Policing in some communities has been made much easier with the replacement of constant lighting by motion lights. For example, Bogard recounts how Loveland, Colorado, changed their schoolyard lighting to motion detectors, which made it simple for patrols to see if someone was present or not determined by whether or night the area was dark or light.
The issue with safety and lighting isn’t black or white, or darkness or light. It’s choosing proper lighting for each situation, which helps to make an area safer, saves money, preserves sleep, and protects the dark night sky.
When we protect the night sky, Bogard says, we’re also protecting not just ourselves and our biology but those of the ecosystem around us. In his book “The End of Night,” Bogard writes:
I remember Pierre Brunet arguing in Paris that the presence of an astronomer was the sign of a healthy ecosystem; that when the sky grows too bright for astronomy and the astronomers go away, you know you have a light-polluted sky, and whatever has polluted that sky will eventually pollute other resources, given time.
Countless animals are dependent on darkness, Bogard points out. More than 60% of invertebrates and 30% of vertebrates are nocturnal, having evolved to find food and mates in uninterrupted darkness.

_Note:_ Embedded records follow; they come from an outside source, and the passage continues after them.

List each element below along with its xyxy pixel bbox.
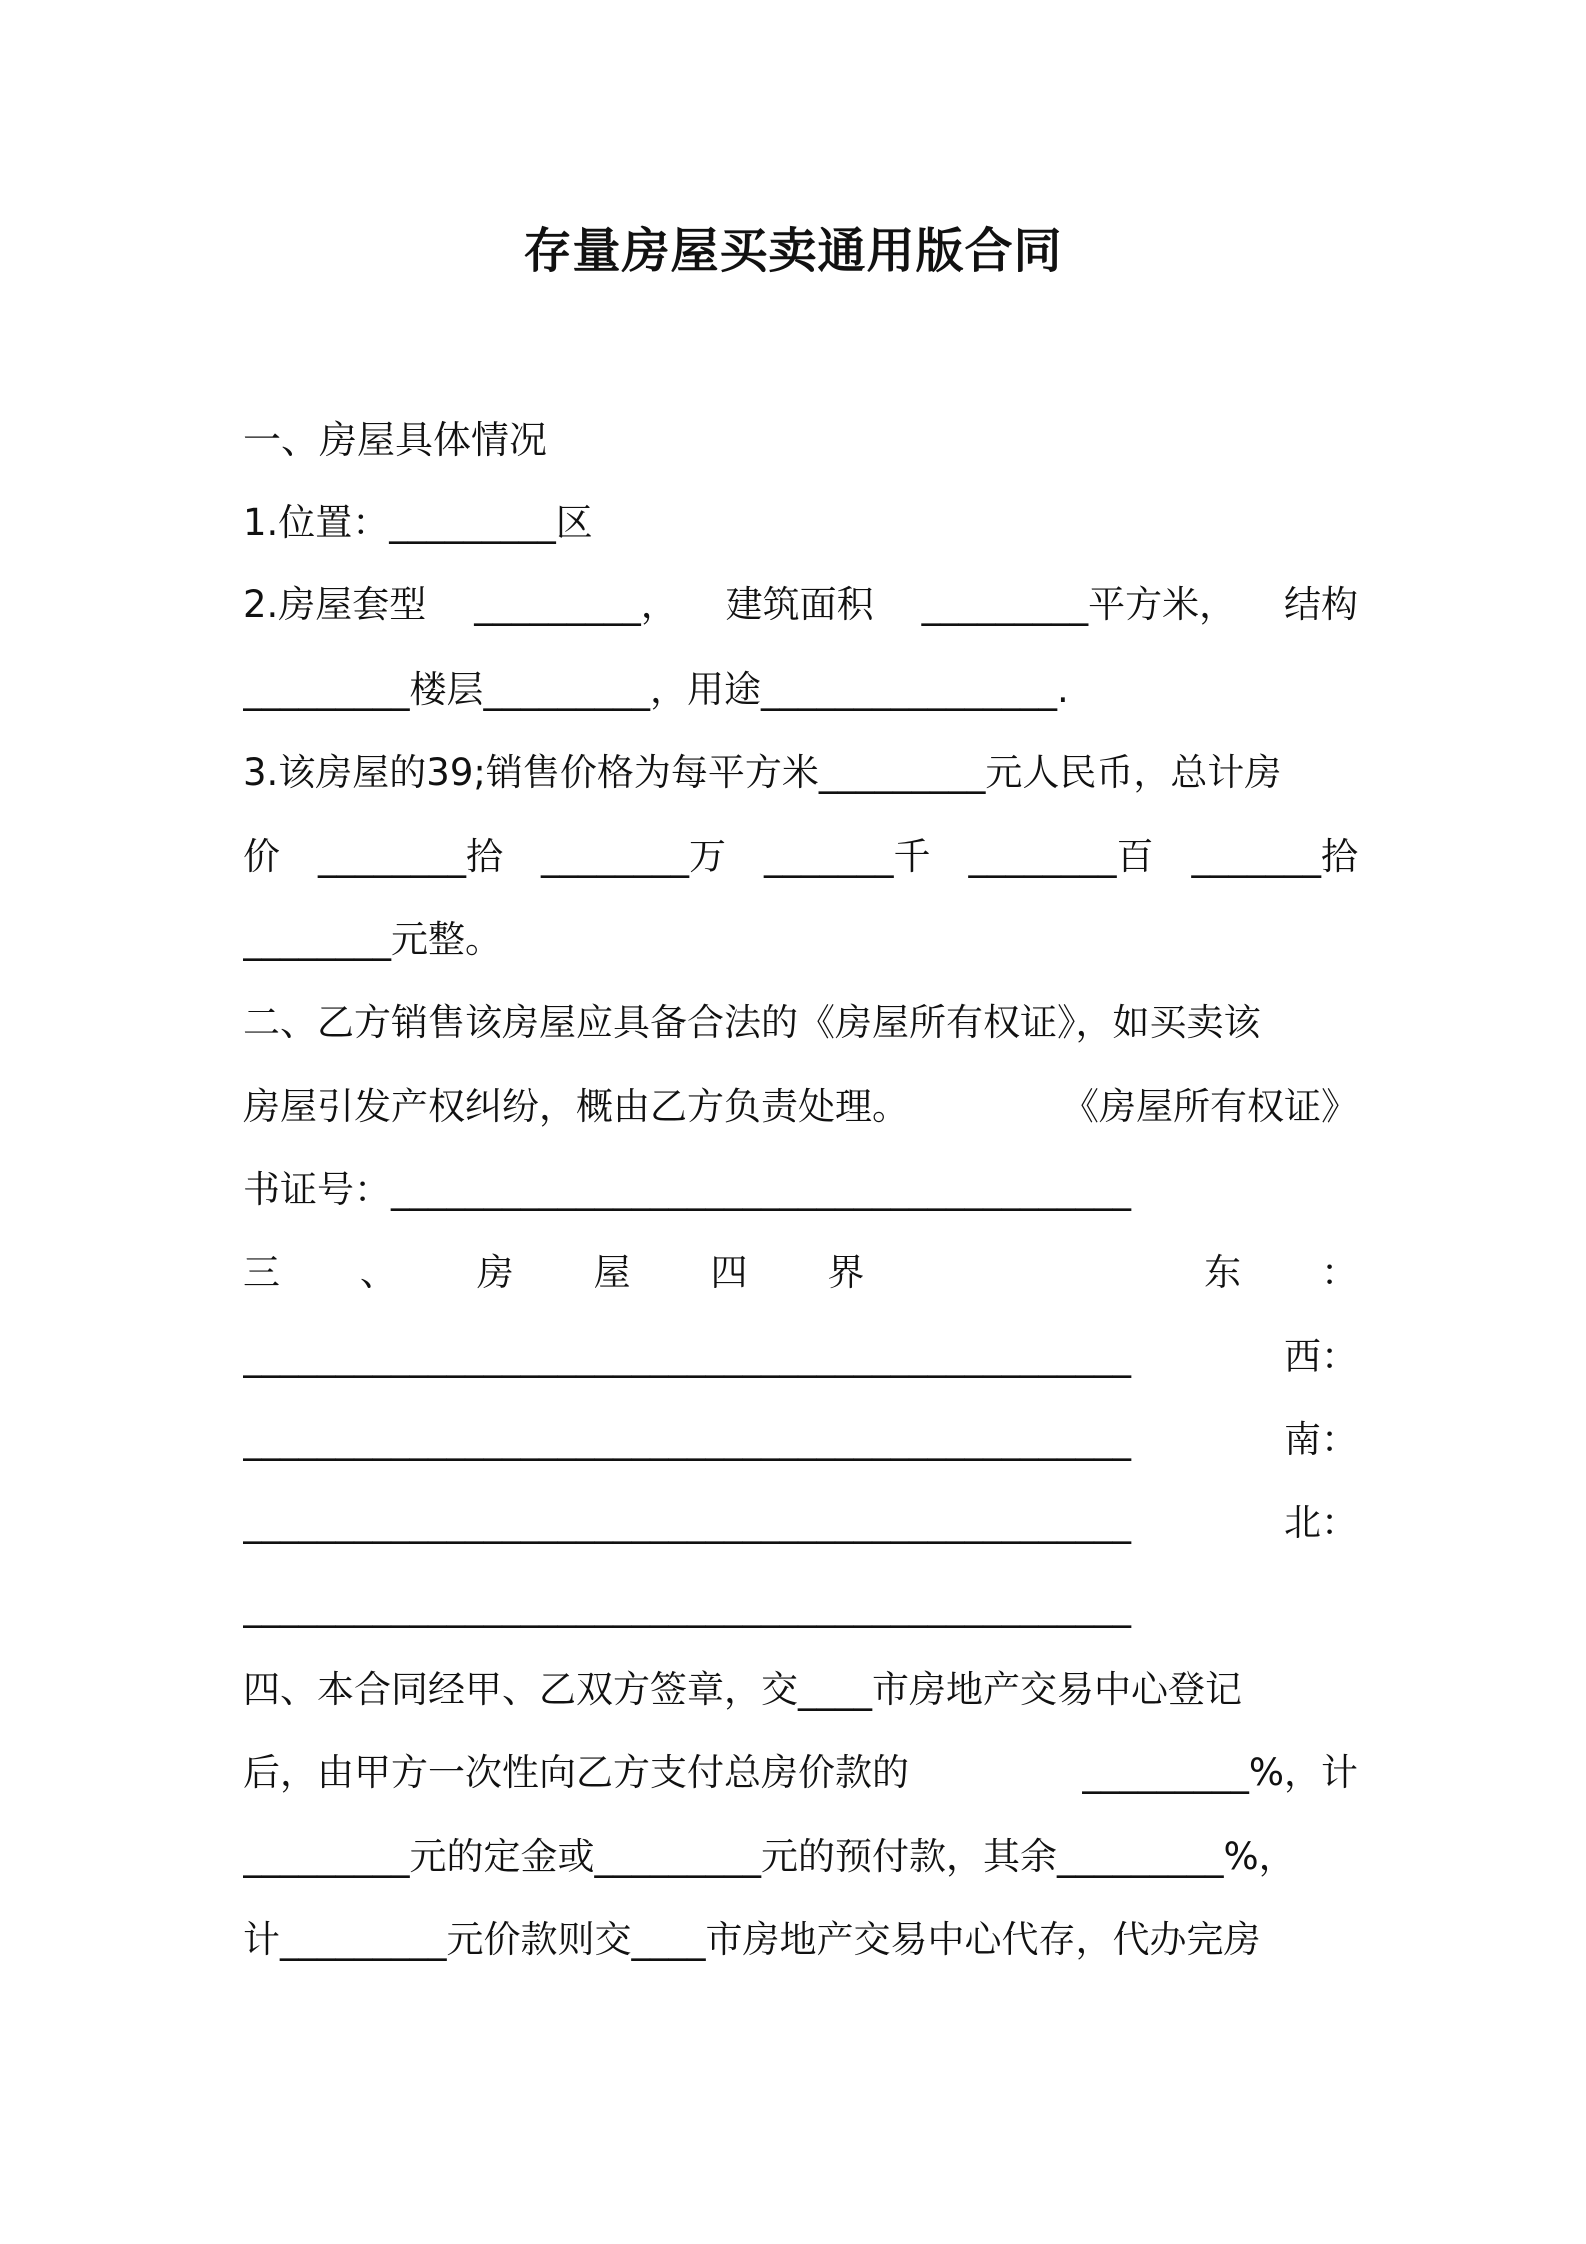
house-type-line [243,580,1358,630]
section-4-line-4: 计_________元价款则交____市房地产交易中心代存，代办完房 [243,1918,1261,1961]
text-segment: 房 [476,1251,514,1294]
text-segment: 南： [1284,1418,1358,1461]
text-segment: 《房屋所有权证》 [1062,1085,1358,1128]
section-4-line-2 [243,1748,1358,1798]
text-segment: 北： [1284,1501,1358,1544]
text-segment: 、 [359,1251,397,1294]
floor-usage-line: _________楼层_________，用途________________. [243,668,1069,711]
text-segment: ________百 [968,835,1154,878]
text-segment: _________%，计 [1082,1751,1358,1794]
text-segment: ________拾 [318,835,503,878]
section-4-line-3: _________元的定金或_________元的预付款，其余_________%， [243,1835,1296,1878]
text-segment: 房屋引发产权纠纷，概由乙方负责处理。 [243,1085,909,1128]
section-4-line-1: 四、本合同经甲、乙双方签章，交____市房地产交易中心登记 [243,1668,1242,1711]
boundary-south-line [243,1498,1358,1548]
blank-field: ________________________________________________ [243,1501,1131,1544]
text-segment: 界 [827,1251,865,1294]
text-segment: _________平方米， [921,583,1237,626]
text-segment: ________万 [541,835,726,878]
text-segment: 建筑面积 [725,583,874,626]
text-segment: _______千 [764,835,931,878]
section-2-line-1: 二、乙方销售该房屋应具备合法的《房屋所有权证》，如买卖该 [243,1001,1261,1044]
text-segment: ： [1321,1251,1358,1294]
certificate-number-line: 书证号：________________________________________ [243,1168,1131,1211]
price-line: 3.该房屋的39;销售价格为每平方米_________元人民币，总计房 [243,751,1282,794]
text-segment: 屋 [593,1251,631,1294]
boundary-east-line [243,1332,1358,1382]
text-segment: 价 [243,835,280,878]
text-segment: 东 [1204,1251,1242,1294]
blank-field: ________________________________________________ [243,1418,1131,1461]
section-3-heading [243,1248,1358,1298]
boundary-west-line [243,1415,1358,1465]
location-line: 1.位置：_________区 [243,501,593,544]
blank-field: ________________________________________________ [243,1335,1131,1378]
text-segment: 三 [243,1251,280,1294]
text-segment: 2.房屋套型 [243,583,427,626]
section-1-heading: 一、房屋具体情况 [243,418,548,462]
total-price-line [243,832,1358,882]
text-segment: _______拾 [1191,835,1358,878]
boundary-north-line: ________________________________________________ [243,1585,1131,1628]
total-price-end-line: ________元整。 [243,918,502,961]
document-title: 存量房屋买卖通用版合同 [523,223,1063,279]
text-segment: 西： [1284,1335,1358,1378]
text-segment: 四 [710,1251,748,1294]
text-segment: 后，由甲方一次性向乙方支付总房价款的 [243,1751,909,1794]
section-2-line-2 [243,1082,1358,1132]
text-segment: 结构 [1284,583,1358,626]
text-segment: _________， [474,583,678,626]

Sea turtles are a well-known example of animal life that needs darkness to survive. Anyone who has been to the oceanfront has seen the lighting adapted to help the sea turtles find their way back to the sea. At my parents’ condo in Florida, the ocean-facing side of lamps have been blacked out so that the newly-hatched sea turtles, upon leaving their nests, are not lured onshore by false light but find their right paths into the water.
When you examine the night sky map of the United States and consider where most of the population lies, it’s not hard to believe, as Bogard tells us, that more than 80% of Americans can no longer see the Milky Way from their home. I live in the suburbs of a large city, for example, and my location on a map of light pollution is nearly bright white.
Recently, I spent some time about three hours west of Chicago in a quiet patch of countryside that is a rare blue shade of darkness on light pollution maps. When I stepped out onto the deck on a crystal-clear evening, I looked up at the stars and was immediately lost.
I’ve been observing and writing about the night sky for two decades, but my familiarity with the sky is linked to recognizing what I see nightly above me, which is usually a dim cousin to the depth and wonder of a truly dark sky. None of the conventional patterns were popping out at me like I was used to: the Big Dipper, the Summer Triangle, the V-shape of Taurus’s head. Instead, a brilliant orange Mars was bright enough to wash out the stars around it, yet the lush Milky Way held her own and a thousand normally unseen stars twinkled in a chorus.
For the first time ever, I witnessed the fuzzy oval glow of the Andromeda Galaxy with nothing more than my eyes. I saw star clusters dig out patches of sky and anchor their surroundings instead of having to hunt them down with binoculars. Cassiopeia and Perseus were nearly swallowed up by the sea of stars flowing from the Milky Way behind them.
We need darkness for moments like that. We need darkness to feed our spirit, protect our health and protect the health of our planet. Light at night may be a sign of life on Earth, but the darkness will proclaim our true intelligence.
Bottom line: A video on why we need darkness from Paul Bogard, author of the book “The End of Night.” The video explains why light pollution is detrimental and why darkness is good for our bodies, our world and our spirits.